[<prev] [next>] [<thread-prev] [thread-next>] [day] [month] [year] [list]
Message-ID: <20240322160640.GF5634@willie-the-truck>
Date: Fri, 22 Mar 2024 16:06:40 +0000
From: Will Deacon <will@...nel.org>
To: Tyler Hicks <code@...icks.com>
Cc: Robin Murphy <robin.murphy@....com>, Jason Gunthorpe <jgg@...pe.ca>,
Jerry Snitselaar <jsnitsel@...hat.com>,
linux-arm-kernel@...ts.infradead.org, iommu@...ts.linux.dev,
linux-kernel@...r.kernel.org, Dexuan Cui <decui@...rosoft.com>,
Easwar Hariharan <eahariha@...ux.microsoft.com>
Subject: Re: Why is the ARM SMMU v1/v2 put into bypass mode on kexec?
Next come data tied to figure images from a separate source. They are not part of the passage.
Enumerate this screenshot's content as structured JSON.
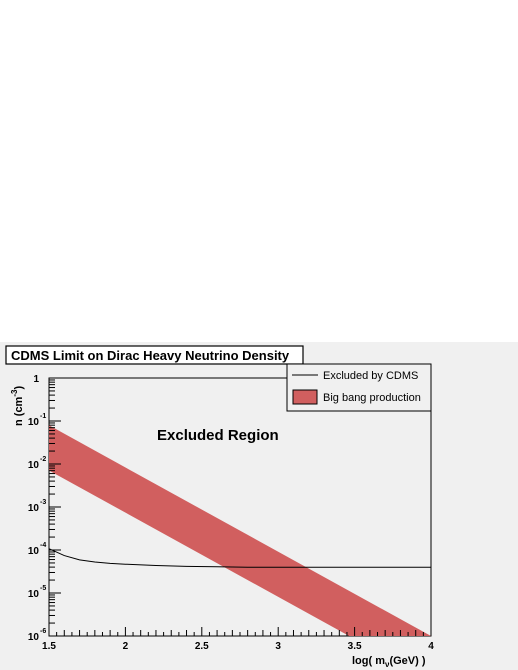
{
  "chart_data": {
    "type": "area",
    "title": "CDMS Limit on Dirac Heavy Neutrino Density",
    "xlabel": {
      "prefix": "log( m",
      "sub": "ν",
      "suffix": "(GeV) )"
    },
    "ylabel": {
      "main": "n (cm",
      "sup": "-3",
      "close": ")"
    },
    "xlim": [
      1.5,
      4.0
    ],
    "ylim_log10": [
      -6,
      0
    ],
    "y_scale": "log",
    "grid": false,
    "legend_position": "top-right",
    "x_ticks": [
      "1.5",
      "2",
      "2.5",
      "3",
      "3.5",
      "4"
    ],
    "x_tick_values": [
      1.5,
      2,
      2.5,
      3,
      3.5,
      4
    ],
    "y_ticks": [
      {
        "value": 0,
        "base": "1",
        "exp": ""
      },
      {
        "value": -1,
        "base": "10",
        "exp": "-1"
      },
      {
        "value": -2,
        "base": "10",
        "exp": "-2"
      },
      {
        "value": -3,
        "base": "10",
        "exp": "-3"
      },
      {
        "value": -4,
        "base": "10",
        "exp": "-4"
      },
      {
        "value": -5,
        "base": "10",
        "exp": "-5"
      },
      {
        "value": -6,
        "base": "10",
        "exp": "-6"
      }
    ],
    "annotation": "Excluded Region",
    "colors": {
      "band": "#d15f5f",
      "frame_bg": "#f0f0f0",
      "line": "#000000"
    },
    "series": [
      {
        "name": "Excluded by CDMS",
        "type": "line",
        "x": [
          1.5,
          1.6,
          1.7,
          1.8,
          1.9,
          2.0,
          2.2,
          2.4,
          2.6,
          2.8,
          3.0,
          3.5,
          4.0
        ],
        "log10_y": [
          -3.97,
          -4.13,
          -4.23,
          -4.28,
          -4.31,
          -4.33,
          -4.36,
          -4.38,
          -4.39,
          -4.4,
          -4.4,
          -4.4,
          -4.4
        ]
      },
      {
        "name": "Big bang production",
        "type": "band",
        "x": [
          1.5,
          4.0
        ],
        "log10_y_upper": [
          -1.1,
          -6.0
        ],
        "log10_y_lower": [
          -2.15,
          -7.05
        ]
      }
    ]
  }
}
On Tue, Mar 19, 2024 at 02:14:26PM -0500, Tyler Hicks wrote:
> On 2024-03-19 15:47:56, Will Deacon wrote:
> > On Tue, Mar 19, 2024 at 12:57:52PM +0000, Robin Murphy wrote:
> > > Beyond properly quiescing and resetting the system back to a boot-time
> > > state, the outgoing kernel in a kexec can only really do things which affect
> > > itself. Sure, we *could* configure the SMMU to block all traffic and disable
> > > the interrupt to avoid getting stuck in a storm of faults on the way out,
> > > but what does that mean for the incoming kexec payload? That it can have the
> > > pleasure of discovering the SMMU, innocently enabling the interrupt and
> > > getting stuck in an unexpected storm of faults. Or perhaps just resetting
> > > the SMMU into a disabled state and thus still unwittingly allowing its
> > > memory to be corrupted by the previous kernel not supporting kexec properly.
> >
> > Right, it's hard to win if DMA-active devices weren't quiesced properly
> > by the outgoing kernel. Either the SMMU was left in abort (leading to the
> > problems you list above) or the SMMU is left in bypass (leading to possible
> > data corruption). Which is better?
>
> My thoughts are that a loud and obvious failure (via unidentified stream
> fault messages and/or a possible interrupt storm preventing the new
> kernel from booting) is favorable to silent and subtle data corruption
> of the target kernel.
Looking at the SMMUv3 spec, the architecture does actually allow hardware
to reset into an aborting state:
[GBPA.ABORT]
| Note: An implementation can reset this field to 1, in order to
| implement a default deny policy on reset.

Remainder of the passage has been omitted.